‘The History and Music of Benjamin Franklin’s
Colonial America’ at TAMIU, Feb. 20
Texas A&M International University hosts “The History and Music of Benjamin Franklin’s Colonial America,” Sunday, Feb. 20 at 3 p.m. in the TAMIU Center for the Fine and Performing Arts Recital Hall.
The innovative program will feature Norman Rockwell’s “Poor Richard’s Almanac” Suite, historian and author John Micklos, Jr., glass armonica instrument master William Zeitler, the Monte Vista String Quartet and pianist Christopher Guzman.
The presentation is made possible by TAMIU, the Lucy Meriwether Chapter of the Daughters of the American Revolution, Red Hill Society of Children of the American Revolution and Toni L. Ruiz.
The musical program will include Adagio by W.A. Mozart, Melodrama from Leonore Prohaska by Ludwig Van Beethoven, Adagio and Rondo (with Quartet) by W.A. Mozart, Grave by Karl Leopold Roellig, Adagio by Joseph Aloys Schmittbaur, Dance of the Sugar Plum Fairy by P.I. Tchaikovsky, Climbing the Holy Mount (with Quartet), Vigil for a New Moon, and The Contemplation of the Grail by William Zeitler.
Benjamin Franklin is one of the nation’s most revered founding fathers. Made famous for his experiments with electricity, Franklin had a vast knowledge of music and surrounded himself with it throughout his life.
In 1761, he invented the Glass Armonica, premiered in early 1762 when played by London Virtuoso Marianne Davis. Franklin was the first to envision the tuning of glasses into an individual musical instrument. Franklin claimed the armonica was the invention he took most delight in creating, so it is fitting to pay tribute to this remarkable instrument on the 250th Anniversary of its invention. Both Mozart and Beethoven wrote works for the glass armonica.
Also part of Sunday’s event is Norman Rockwell’s suite of seven paintings, “Poor Richard’s Almanac,” a portrayal of life in Colonial America. The painting depicts the role of taverns, inventions of the Golden Age with an emphasis on Franklin and the importance of his associations with English Royalty, his role as a printer, his life in colonial Philadelphia, and the women in his life.
Historian John Micklos, Jr. will share his insights on life in Colonial America. Author of nearly 75 newspaper, magazine, and journal articles, he has served as editor-in –chief of Reading Today, the membership newspaper of the International Reading Association. He is an active freelance writer and author of more than 15 books for children and young adults, including biographies and poetry.

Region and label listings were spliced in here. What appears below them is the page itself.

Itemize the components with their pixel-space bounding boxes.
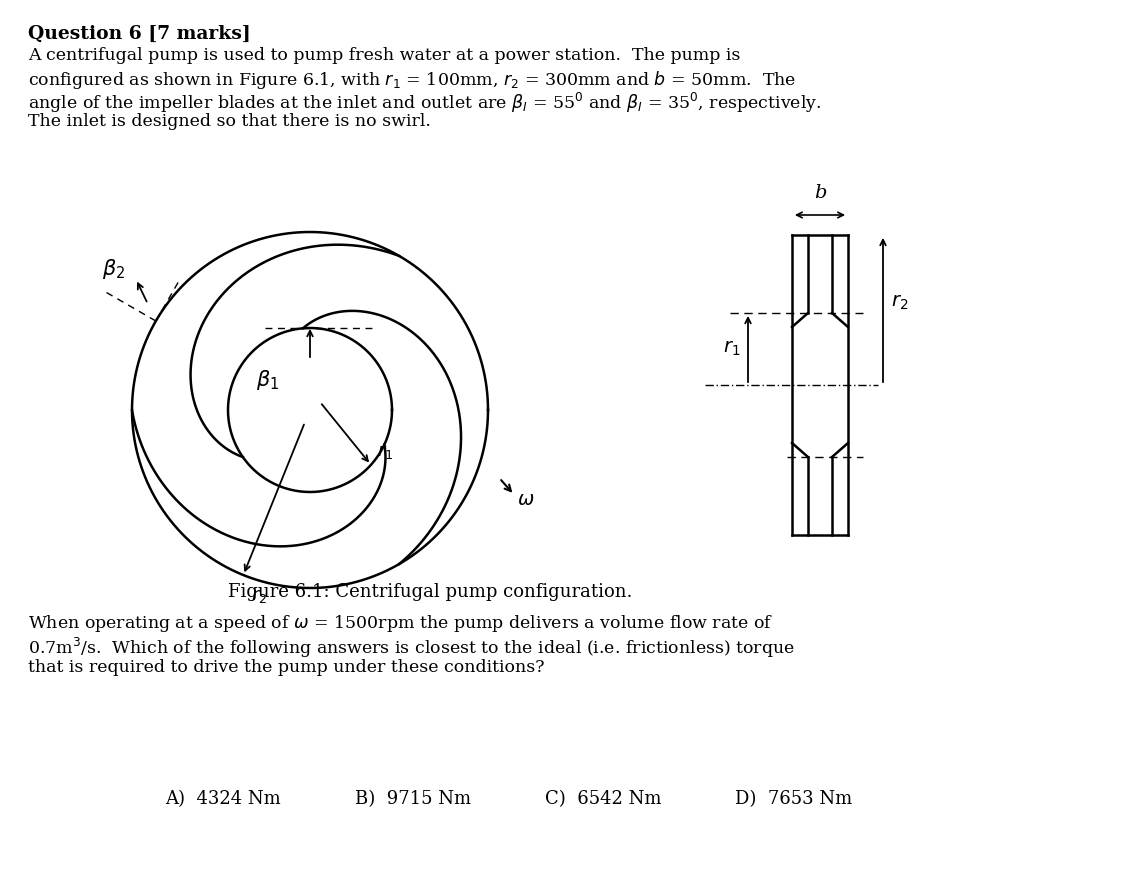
Text: $\beta_2$: $\beta_2$ <box>102 257 126 281</box>
Text: $r_2$: $r_2$ <box>891 293 908 312</box>
Text: A centrifugal pump is used to pump fresh water at a power station.  The pump is: A centrifugal pump is used to pump fresh… <box>28 47 741 64</box>
Text: angle of the impeller blades at the inlet and outlet are $\beta_I$ = 55$^0$ and : angle of the impeller blades at the inle… <box>28 91 821 115</box>
Text: b: b <box>813 184 827 202</box>
Text: When operating at a speed of $\omega$ = 1500rpm the pump delivers a volume flow : When operating at a speed of $\omega$ = … <box>28 613 774 634</box>
Text: Question 6 [7 marks]: Question 6 [7 marks] <box>28 25 251 43</box>
Text: $r_2$: $r_2$ <box>251 587 267 605</box>
Text: D)  7653 Nm: D) 7653 Nm <box>735 790 853 808</box>
Text: The inlet is designed so that there is no swirl.: The inlet is designed so that there is n… <box>28 113 431 130</box>
Text: $\beta_1$: $\beta_1$ <box>257 368 279 392</box>
Text: $r_1$: $r_1$ <box>377 443 394 461</box>
Text: 0.7m$^3$/s.  Which of the following answers is closest to the ideal (i.e. fricti: 0.7m$^3$/s. Which of the following answe… <box>28 636 795 660</box>
Text: configured as shown in Figure 6.1, with $r_1$ = 100mm, $r_2$ = 300mm and $b$ = 5: configured as shown in Figure 6.1, with … <box>28 69 796 91</box>
Text: C)  6542 Nm: C) 6542 Nm <box>545 790 662 808</box>
Text: $\omega$: $\omega$ <box>517 491 535 509</box>
Text: $r_1$: $r_1$ <box>723 340 740 359</box>
Text: A)  4324 Nm: A) 4324 Nm <box>165 790 280 808</box>
Text: that is required to drive the pump under these conditions?: that is required to drive the pump under… <box>28 659 544 676</box>
Text: Figure 6.1: Centrifugal pump configuration.: Figure 6.1: Centrifugal pump configurati… <box>227 583 632 601</box>
Text: B)  9715 Nm: B) 9715 Nm <box>355 790 472 808</box>
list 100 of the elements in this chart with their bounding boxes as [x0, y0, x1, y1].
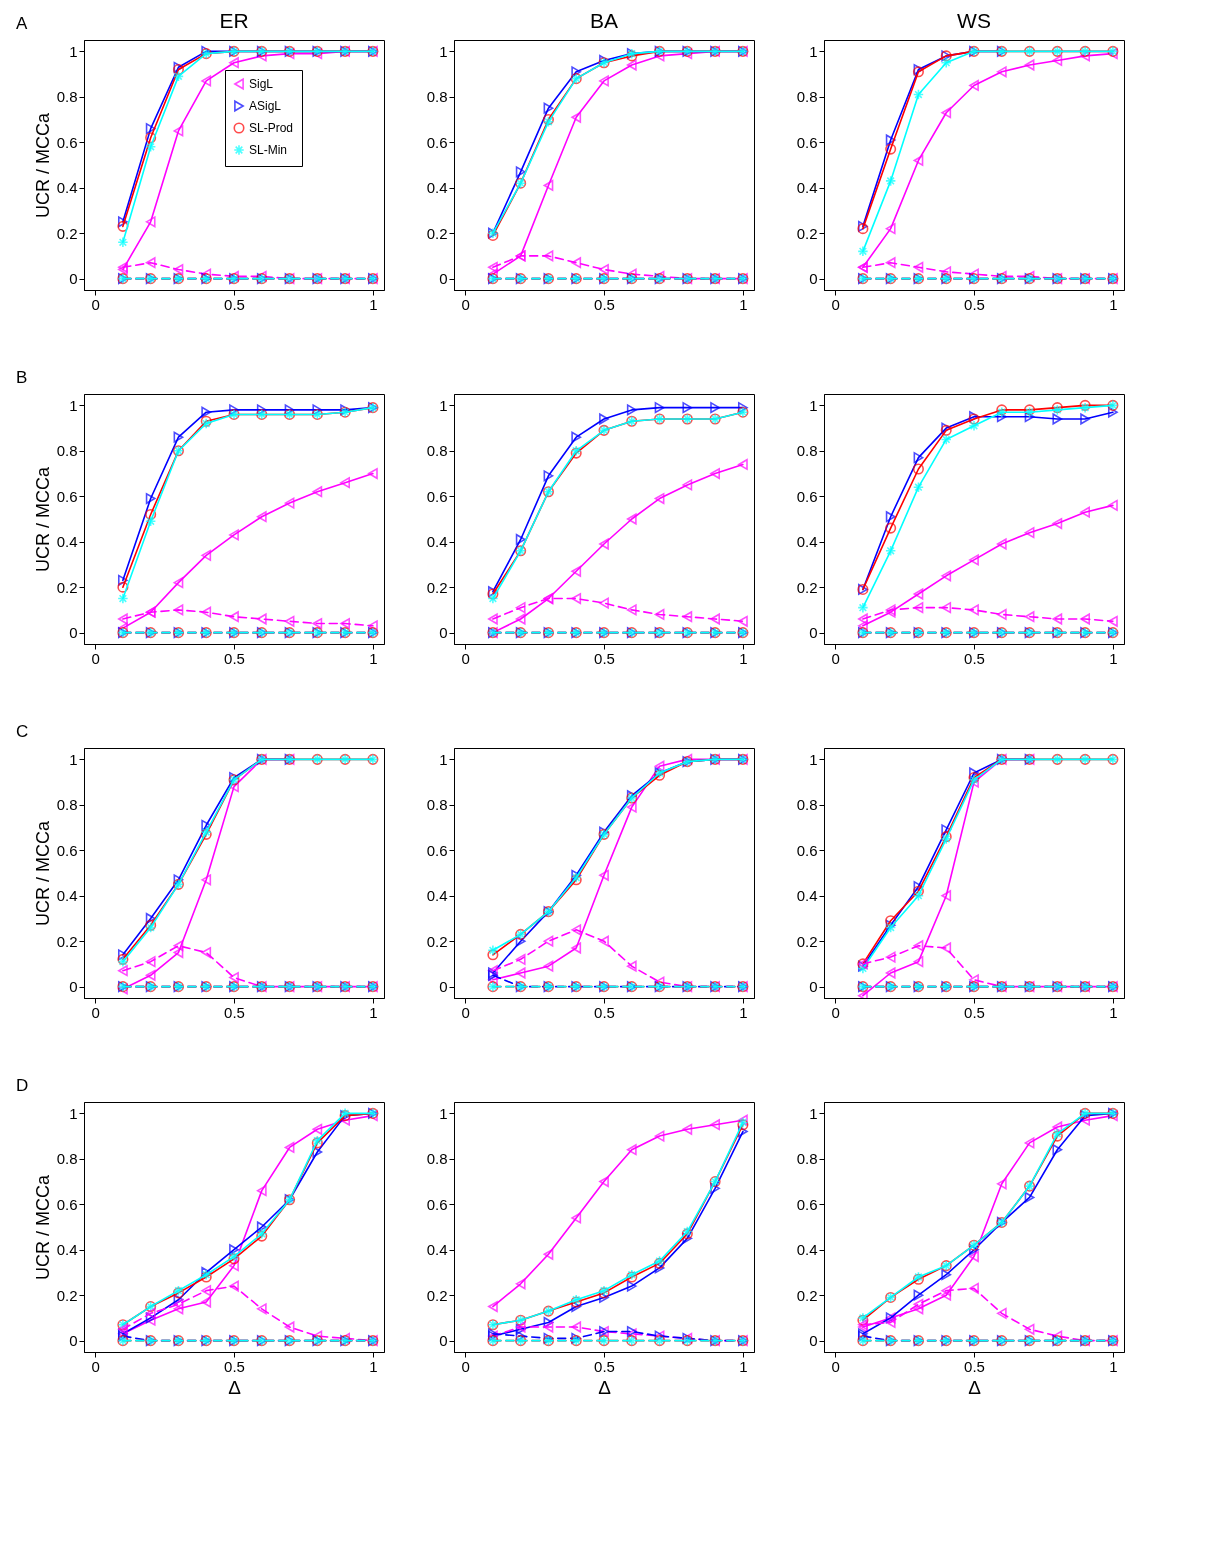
x-tick-label: 0.5: [594, 649, 615, 667]
y-tick-label: 0.4: [426, 533, 448, 551]
y-tick-label: 1: [69, 750, 78, 768]
x-tick-label: 1: [369, 1003, 378, 1021]
x-tick-label: 0: [91, 649, 100, 667]
y-tick-label: 0.2: [426, 1286, 448, 1304]
y-axis-title: UCR / MCCa: [32, 466, 53, 573]
x-tick-label: 0: [91, 1003, 100, 1021]
y-tick-label: 1: [69, 1104, 78, 1122]
y-tick-label: 0.6: [426, 133, 448, 151]
y-tick-label: 1: [809, 42, 818, 60]
y-tick-label: 0.6: [796, 133, 818, 151]
y-tick-label: 0.4: [426, 887, 448, 905]
y-tick-label: 0.6: [796, 487, 818, 505]
y-tick-label: 0.2: [56, 932, 78, 950]
y-tick-label: 0: [69, 1332, 78, 1350]
x-tick-label: 0: [91, 1357, 100, 1375]
y-tick-label: 0.8: [796, 796, 818, 814]
x-tick-label: 0.5: [964, 1357, 985, 1375]
y-tick-label: 0.8: [56, 796, 78, 814]
y-tick-label: 0.2: [426, 224, 448, 242]
y-tick-label: 0.4: [56, 1241, 78, 1259]
x-tick-label: 0: [461, 1003, 470, 1021]
y-tick-label: 0: [439, 978, 448, 996]
y-tick-label: 1: [439, 42, 448, 60]
y-tick-label: 0: [69, 624, 78, 642]
chart-title: ER: [219, 9, 249, 32]
y-tick-label: 0.4: [796, 887, 818, 905]
y-tick-label: 1: [809, 1104, 818, 1122]
x-tick-label: 0.5: [224, 295, 245, 313]
y-tick-label: 0.2: [796, 224, 818, 242]
x-tick-label: 0: [91, 295, 100, 313]
x-tick-label: 1: [369, 295, 378, 313]
legend-label: SigL: [249, 77, 274, 91]
y-tick-label: 0.8: [426, 88, 448, 106]
text: B: [16, 368, 28, 387]
x-tick-label: 0.5: [224, 649, 245, 667]
x-tick-label: 0.5: [224, 1357, 245, 1375]
x-tick-label: 0: [831, 1357, 840, 1375]
x-tick-label: 0: [831, 1003, 840, 1021]
y-tick-label: 0.8: [56, 88, 78, 106]
legend-label: SL-Min: [249, 143, 288, 157]
x-tick-label: 1: [739, 1003, 748, 1021]
x-tick-label: 1: [1109, 649, 1118, 667]
y-tick-label: 0: [809, 270, 818, 288]
x-tick-label: 0: [831, 295, 840, 313]
text: A: [16, 14, 28, 33]
x-tick-label: 1: [369, 649, 378, 667]
y-tick-label: 0.2: [796, 1286, 818, 1304]
x-tick-label: 0: [461, 649, 470, 667]
x-axis-title: Δ: [228, 1376, 242, 1398]
x-tick-label: 0.5: [594, 295, 615, 313]
y-tick-label: 0: [809, 1332, 818, 1350]
text: D: [16, 1076, 29, 1095]
x-tick-label: 0.5: [964, 649, 985, 667]
y-tick-label: 0.8: [56, 1150, 78, 1168]
y-axis-title: UCR / MCCa: [32, 1174, 53, 1281]
y-tick-label: 0.4: [426, 1241, 448, 1259]
y-tick-label: 0: [809, 624, 818, 642]
y-tick-label: 1: [439, 396, 448, 414]
x-tick-label: 0.5: [594, 1357, 615, 1375]
y-tick-label: 0: [439, 1332, 448, 1350]
y-tick-label: 0: [69, 270, 78, 288]
y-tick-label: 0.4: [796, 179, 818, 197]
x-tick-label: 0.5: [964, 1003, 985, 1021]
y-axis-title: UCR / MCCa: [32, 112, 53, 219]
y-tick-label: 1: [439, 750, 448, 768]
y-tick-label: 0.6: [56, 1195, 78, 1213]
y-tick-label: 0.2: [56, 578, 78, 596]
y-tick-label: 0: [69, 978, 78, 996]
x-tick-label: 0.5: [594, 1003, 615, 1021]
chart-title: WS: [957, 9, 991, 32]
y-tick-label: 1: [439, 1104, 448, 1122]
y-tick-label: 0: [439, 270, 448, 288]
legend-label: SL-Prod: [249, 121, 294, 135]
y-tick-label: 1: [809, 750, 818, 768]
x-tick-label: 1: [739, 1357, 748, 1375]
y-tick-label: 0.6: [56, 487, 78, 505]
y-tick-label: 0.2: [426, 932, 448, 950]
x-tick-label: 0: [461, 1357, 470, 1375]
x-tick-label: 1: [369, 1357, 378, 1375]
y-tick-label: 0.4: [56, 533, 78, 551]
x-tick-label: 0: [461, 295, 470, 313]
y-tick-label: 0.8: [796, 88, 818, 106]
chart-title: BA: [589, 9, 619, 32]
y-tick-label: 0.6: [56, 841, 78, 859]
y-tick-label: 0.8: [796, 1150, 818, 1168]
legend-label: ASigL: [249, 99, 282, 113]
y-tick-label: 0.6: [426, 841, 448, 859]
x-axis-title: Δ: [968, 1376, 982, 1398]
y-tick-label: 0.6: [56, 133, 78, 151]
y-tick-label: 0.4: [56, 887, 78, 905]
y-axis-title: UCR / MCCa: [32, 820, 53, 927]
y-tick-label: 0.8: [426, 796, 448, 814]
y-tick-label: 1: [69, 396, 78, 414]
x-tick-label: 1: [1109, 1357, 1118, 1375]
y-tick-label: 0.6: [796, 1195, 818, 1213]
y-tick-label: 0.8: [426, 442, 448, 460]
y-tick-label: 0: [439, 624, 448, 642]
y-tick-label: 0.6: [426, 1195, 448, 1213]
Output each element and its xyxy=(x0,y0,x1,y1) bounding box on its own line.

Micklos’ fascination with the Nation’s founding led him to write The Revolutionary War Library Series in 2008, a young person’s perspective of the founding of the nation.
William Zeitler is one of the world’s leading virtuoso performers on the armonica. A musician since the age 5, Zeitler studied piano and went on to earn a B.F.A. from the California Institute of the Arts. He has gone on to entertain audiences around the world.
The Monte Vista String Quartet, under the direction of Andrew Small, has exclusively drawn its string quartet players from the San Antonio Symphony. Monte Vista String musicians are full-time professional musicians who attained Quartet positions through competitive national auditions. The musicians hold degrees from some of the finest music schools in the world.
Texas native and pianist Christopher Guzman has entertained audiences throughout North America, Europe and Asia. He received his bachelors and masters degrees from the Juilliard School, and studied at the New England Conservatory of Music. Guzman is a doctoral candidate at the University of Texas at Austin.